Außerdem lebt in Verona Samuel Franco als Julias furchteinflößender und hitziger Cousin Tybalt. Die erbitterten Kämpfe zwischen ihm und den werden durch das Ensemble erzählt und erreichen ihren Höhepunkt, als Mercutio von Tybalt getötet und dieser daraufhin von Romeo gerächt wird. Eine eindrucksvolle Szene, die den ersten Wendepunkt der Geschichte markiert.

 

Und was für ein großartiges Gespür das Kreativteam hatte, wird nicht zuletzt bei Steffi Irmen als Amme klar. War diese doch bisher immer die undankbarste Rolle, so begeistert Irmen hier mit irrsinnigem Stimmvolumen, großartigen Songs und komödiantischem Talent sondergleichen, vor allem bei ihrem ersten Song »Hormone«, in dem sie über die verliebten Gefühle der Jugend und ihre Wechseljahre singt – einfach genial! Als die das Publikum einmal auf ihrer Seite hatte, konnte sie danach alles machen und wurde mit nicht endenden Beifallsstürmen und spontanen Ovationen belohnt. Wow!

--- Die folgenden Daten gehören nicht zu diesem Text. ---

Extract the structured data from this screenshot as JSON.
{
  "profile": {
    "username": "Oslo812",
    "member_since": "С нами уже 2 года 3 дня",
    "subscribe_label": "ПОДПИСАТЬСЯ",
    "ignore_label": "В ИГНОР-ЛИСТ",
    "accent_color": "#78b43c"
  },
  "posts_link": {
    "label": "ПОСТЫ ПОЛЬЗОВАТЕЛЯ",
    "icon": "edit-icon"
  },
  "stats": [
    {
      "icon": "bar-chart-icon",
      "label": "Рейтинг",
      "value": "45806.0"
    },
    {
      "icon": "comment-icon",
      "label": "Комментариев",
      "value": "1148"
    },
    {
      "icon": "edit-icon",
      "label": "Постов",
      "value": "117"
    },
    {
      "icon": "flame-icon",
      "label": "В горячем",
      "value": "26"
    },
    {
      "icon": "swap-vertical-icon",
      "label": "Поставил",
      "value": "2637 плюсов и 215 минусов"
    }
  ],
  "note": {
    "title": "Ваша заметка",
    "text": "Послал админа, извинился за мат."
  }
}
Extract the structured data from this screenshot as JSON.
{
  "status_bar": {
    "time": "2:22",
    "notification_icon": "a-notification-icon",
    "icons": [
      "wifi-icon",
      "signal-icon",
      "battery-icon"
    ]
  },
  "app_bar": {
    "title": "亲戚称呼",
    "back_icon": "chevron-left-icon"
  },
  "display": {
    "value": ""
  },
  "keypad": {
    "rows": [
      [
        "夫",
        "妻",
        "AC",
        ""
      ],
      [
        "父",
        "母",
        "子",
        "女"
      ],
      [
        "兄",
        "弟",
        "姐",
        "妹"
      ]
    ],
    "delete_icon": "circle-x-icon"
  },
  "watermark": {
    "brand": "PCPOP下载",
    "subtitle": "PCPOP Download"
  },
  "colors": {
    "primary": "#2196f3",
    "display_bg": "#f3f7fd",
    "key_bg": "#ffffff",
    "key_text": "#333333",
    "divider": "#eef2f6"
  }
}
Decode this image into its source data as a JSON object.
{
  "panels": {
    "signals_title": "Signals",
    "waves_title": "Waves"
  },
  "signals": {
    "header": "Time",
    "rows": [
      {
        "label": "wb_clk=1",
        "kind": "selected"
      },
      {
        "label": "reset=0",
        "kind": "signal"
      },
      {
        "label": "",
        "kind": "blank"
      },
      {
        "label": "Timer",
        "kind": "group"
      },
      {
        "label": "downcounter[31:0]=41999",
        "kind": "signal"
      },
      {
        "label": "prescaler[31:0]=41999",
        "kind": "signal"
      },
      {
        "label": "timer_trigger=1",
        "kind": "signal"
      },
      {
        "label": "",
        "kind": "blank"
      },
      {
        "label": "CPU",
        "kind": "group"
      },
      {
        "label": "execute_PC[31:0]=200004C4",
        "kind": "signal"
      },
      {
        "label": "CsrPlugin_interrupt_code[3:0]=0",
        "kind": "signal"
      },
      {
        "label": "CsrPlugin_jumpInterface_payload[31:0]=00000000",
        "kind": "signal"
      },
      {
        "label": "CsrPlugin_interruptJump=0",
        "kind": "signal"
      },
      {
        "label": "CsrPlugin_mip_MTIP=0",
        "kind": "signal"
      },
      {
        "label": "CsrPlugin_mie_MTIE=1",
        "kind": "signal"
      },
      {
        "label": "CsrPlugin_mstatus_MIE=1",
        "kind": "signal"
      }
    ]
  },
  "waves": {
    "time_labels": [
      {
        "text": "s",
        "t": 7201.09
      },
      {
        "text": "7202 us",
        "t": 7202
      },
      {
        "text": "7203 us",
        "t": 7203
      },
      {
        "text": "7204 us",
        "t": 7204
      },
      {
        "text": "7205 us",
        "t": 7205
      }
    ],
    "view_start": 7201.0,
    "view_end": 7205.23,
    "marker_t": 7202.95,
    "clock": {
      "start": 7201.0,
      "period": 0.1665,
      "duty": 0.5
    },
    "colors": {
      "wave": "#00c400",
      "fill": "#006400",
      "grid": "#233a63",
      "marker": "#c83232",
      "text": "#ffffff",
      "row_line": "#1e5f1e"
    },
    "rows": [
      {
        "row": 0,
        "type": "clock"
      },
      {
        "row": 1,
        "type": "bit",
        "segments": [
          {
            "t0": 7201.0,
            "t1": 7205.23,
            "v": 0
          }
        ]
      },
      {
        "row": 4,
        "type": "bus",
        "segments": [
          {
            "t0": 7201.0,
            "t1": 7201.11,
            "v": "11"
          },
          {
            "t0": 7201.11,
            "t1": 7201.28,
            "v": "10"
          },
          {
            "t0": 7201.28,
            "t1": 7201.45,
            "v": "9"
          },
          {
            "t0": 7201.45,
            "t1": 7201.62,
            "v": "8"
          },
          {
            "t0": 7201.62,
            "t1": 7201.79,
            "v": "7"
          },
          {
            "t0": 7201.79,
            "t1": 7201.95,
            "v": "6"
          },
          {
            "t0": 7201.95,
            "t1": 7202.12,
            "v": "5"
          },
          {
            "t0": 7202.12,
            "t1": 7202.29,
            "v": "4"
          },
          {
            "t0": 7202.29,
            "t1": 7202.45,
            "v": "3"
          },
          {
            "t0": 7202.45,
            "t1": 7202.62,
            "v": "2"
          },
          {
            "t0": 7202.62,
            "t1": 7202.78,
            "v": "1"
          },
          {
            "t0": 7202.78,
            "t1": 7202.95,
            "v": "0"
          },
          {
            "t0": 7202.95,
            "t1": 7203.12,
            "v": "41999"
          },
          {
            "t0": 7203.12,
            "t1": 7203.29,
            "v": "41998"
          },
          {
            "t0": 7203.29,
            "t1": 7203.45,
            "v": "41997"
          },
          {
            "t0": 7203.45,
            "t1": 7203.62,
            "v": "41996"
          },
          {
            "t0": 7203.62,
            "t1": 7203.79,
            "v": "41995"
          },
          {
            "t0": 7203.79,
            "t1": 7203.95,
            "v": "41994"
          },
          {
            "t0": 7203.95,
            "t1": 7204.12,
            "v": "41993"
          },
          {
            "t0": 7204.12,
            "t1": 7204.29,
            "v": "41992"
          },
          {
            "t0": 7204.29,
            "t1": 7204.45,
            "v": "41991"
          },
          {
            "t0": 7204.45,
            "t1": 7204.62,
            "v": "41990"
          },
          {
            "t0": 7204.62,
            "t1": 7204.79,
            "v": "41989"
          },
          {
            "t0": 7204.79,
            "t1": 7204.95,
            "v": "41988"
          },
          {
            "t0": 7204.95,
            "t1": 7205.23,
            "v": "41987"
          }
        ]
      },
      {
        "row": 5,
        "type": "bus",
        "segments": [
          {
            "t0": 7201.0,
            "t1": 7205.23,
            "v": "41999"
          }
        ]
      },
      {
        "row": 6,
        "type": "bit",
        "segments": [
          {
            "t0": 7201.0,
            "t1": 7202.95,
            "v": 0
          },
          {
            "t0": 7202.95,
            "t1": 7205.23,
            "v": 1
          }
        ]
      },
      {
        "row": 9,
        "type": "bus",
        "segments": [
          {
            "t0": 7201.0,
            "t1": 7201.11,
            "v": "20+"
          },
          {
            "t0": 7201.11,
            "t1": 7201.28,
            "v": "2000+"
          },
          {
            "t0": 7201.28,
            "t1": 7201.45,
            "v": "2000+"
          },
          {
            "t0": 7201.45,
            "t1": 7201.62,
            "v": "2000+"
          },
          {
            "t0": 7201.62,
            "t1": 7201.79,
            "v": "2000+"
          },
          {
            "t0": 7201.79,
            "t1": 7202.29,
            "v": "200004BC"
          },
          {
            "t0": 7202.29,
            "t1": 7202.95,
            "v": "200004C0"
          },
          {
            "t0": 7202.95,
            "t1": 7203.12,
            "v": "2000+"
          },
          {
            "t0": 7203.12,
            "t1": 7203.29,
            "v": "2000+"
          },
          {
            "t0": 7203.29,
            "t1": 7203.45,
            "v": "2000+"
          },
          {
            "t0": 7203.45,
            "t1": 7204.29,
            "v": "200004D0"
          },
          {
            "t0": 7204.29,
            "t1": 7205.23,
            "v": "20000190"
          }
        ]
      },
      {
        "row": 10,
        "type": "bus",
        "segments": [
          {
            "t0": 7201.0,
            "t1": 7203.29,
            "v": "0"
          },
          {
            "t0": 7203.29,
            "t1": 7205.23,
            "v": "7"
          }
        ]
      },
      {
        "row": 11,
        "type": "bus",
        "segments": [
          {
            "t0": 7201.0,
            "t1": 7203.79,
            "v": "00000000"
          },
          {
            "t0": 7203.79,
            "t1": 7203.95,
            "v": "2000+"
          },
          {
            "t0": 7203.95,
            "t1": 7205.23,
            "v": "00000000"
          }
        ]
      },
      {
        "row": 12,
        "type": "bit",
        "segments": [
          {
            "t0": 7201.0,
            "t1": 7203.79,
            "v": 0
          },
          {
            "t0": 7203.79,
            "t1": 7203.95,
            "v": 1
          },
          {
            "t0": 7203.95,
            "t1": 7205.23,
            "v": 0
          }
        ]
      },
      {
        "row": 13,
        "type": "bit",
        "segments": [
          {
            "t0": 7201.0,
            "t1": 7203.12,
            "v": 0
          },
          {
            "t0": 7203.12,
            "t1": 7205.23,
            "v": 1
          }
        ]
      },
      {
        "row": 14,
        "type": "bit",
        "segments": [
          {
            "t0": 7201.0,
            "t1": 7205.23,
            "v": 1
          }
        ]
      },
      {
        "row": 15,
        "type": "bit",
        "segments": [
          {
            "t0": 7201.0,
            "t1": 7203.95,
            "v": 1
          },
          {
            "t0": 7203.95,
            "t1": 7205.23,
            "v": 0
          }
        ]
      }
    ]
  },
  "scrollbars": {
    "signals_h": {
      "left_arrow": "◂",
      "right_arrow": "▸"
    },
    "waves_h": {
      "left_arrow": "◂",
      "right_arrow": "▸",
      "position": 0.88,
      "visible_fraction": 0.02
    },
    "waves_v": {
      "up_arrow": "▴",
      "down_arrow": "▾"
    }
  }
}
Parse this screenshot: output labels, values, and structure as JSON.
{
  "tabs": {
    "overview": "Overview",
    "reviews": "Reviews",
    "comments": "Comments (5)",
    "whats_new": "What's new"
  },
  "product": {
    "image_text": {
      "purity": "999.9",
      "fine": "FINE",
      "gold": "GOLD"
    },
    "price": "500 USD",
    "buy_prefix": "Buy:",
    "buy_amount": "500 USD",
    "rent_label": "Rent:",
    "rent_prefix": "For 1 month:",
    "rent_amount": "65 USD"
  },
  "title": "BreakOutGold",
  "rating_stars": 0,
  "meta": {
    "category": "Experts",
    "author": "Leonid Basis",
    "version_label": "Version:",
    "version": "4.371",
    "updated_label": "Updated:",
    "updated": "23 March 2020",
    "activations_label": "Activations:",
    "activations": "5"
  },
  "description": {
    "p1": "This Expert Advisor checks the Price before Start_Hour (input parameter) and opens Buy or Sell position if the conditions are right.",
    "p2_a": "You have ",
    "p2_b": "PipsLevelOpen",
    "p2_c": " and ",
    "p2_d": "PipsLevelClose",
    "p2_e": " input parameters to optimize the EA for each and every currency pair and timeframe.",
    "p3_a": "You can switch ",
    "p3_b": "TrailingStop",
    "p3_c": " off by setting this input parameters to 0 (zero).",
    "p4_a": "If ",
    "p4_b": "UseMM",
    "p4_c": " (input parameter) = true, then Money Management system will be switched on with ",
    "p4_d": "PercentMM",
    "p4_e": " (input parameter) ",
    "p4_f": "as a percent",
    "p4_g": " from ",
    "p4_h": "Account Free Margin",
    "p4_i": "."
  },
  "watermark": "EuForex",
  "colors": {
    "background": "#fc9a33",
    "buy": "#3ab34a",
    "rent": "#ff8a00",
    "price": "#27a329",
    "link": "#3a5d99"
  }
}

Ich brenn für dich, verbrenne mich, für dich.

Und dann sind da noch Yasmina Hempel und Paul Csitkovics als Julia und Romeo. Romeo wird von Csitkovics oft halb ironisch, halb ernst gespielt, man glaubt ihm seine verliebten Gefühle, seine Entschlossenheit und seine liebevolle Naivität zu einhundert Prozent. Hempel dagegen ist taff, jung, emanzipiert und eine Julia, wie sie bisher noch nicht im Buche stand. Zusammen harmonieren die beiden auf der Bühne sowohl schauspielerisch als auch gesanglich perfekt und zeigen in ihren vielen Duetten, welche Kraft in ihnen und ihren Rollen steckt. Ob ruhig und emotional in »Dann fall ich« und »Luftschloss« oder laut und verliebt in »Herz schlag laut« und ihrer Liebesnacht (Was für eine tolle Choreo!) – sie können alles und zeigen eindrucksvoll die Bandbreite ihres Könnens. Und das Schönste dabei: sie müssen gar nicht perfekt sein. Sie sind vor allem echt und stehen zu ihren Gefühlen auf der Bühne – und das trägt am Ende die Geschichte und die Kernbotschaft.

Romeo und Julia Musical Berlin
© Ferran Casanova

Ein neuer Morgen, denn nach dem Krieg ist vor dem Krieg.

Meine Erwartungen an ROMEO UND JULIA – LIEBE IST ALLES das Musical waren hoch und ich habe nicht weniger als pure Kunst erwartet. Was soll ich sagen? Da haben sie echt was rausgehauen. So eine Show kann man sich nicht vorstellen, das muss man erlebt haben. Allein die Idee der Kombination von moderner Musik und alter Sprache. Die diverse und gender-unabhängige Interpretation von Rollen und Ensemble und deren stilvolle Inszenierung. Ich habe nach dieser Art von modernem Musical und künstlerischem Anspruch in Deutschland lange gesucht und beides gefunden. Dabei habe ich Tränen gelacht und Tränen geweint und jede Sekunde genossen. Shakespeare trifft Broadway – und das mitten in Berlin. Lasst es euch nicht entgehen!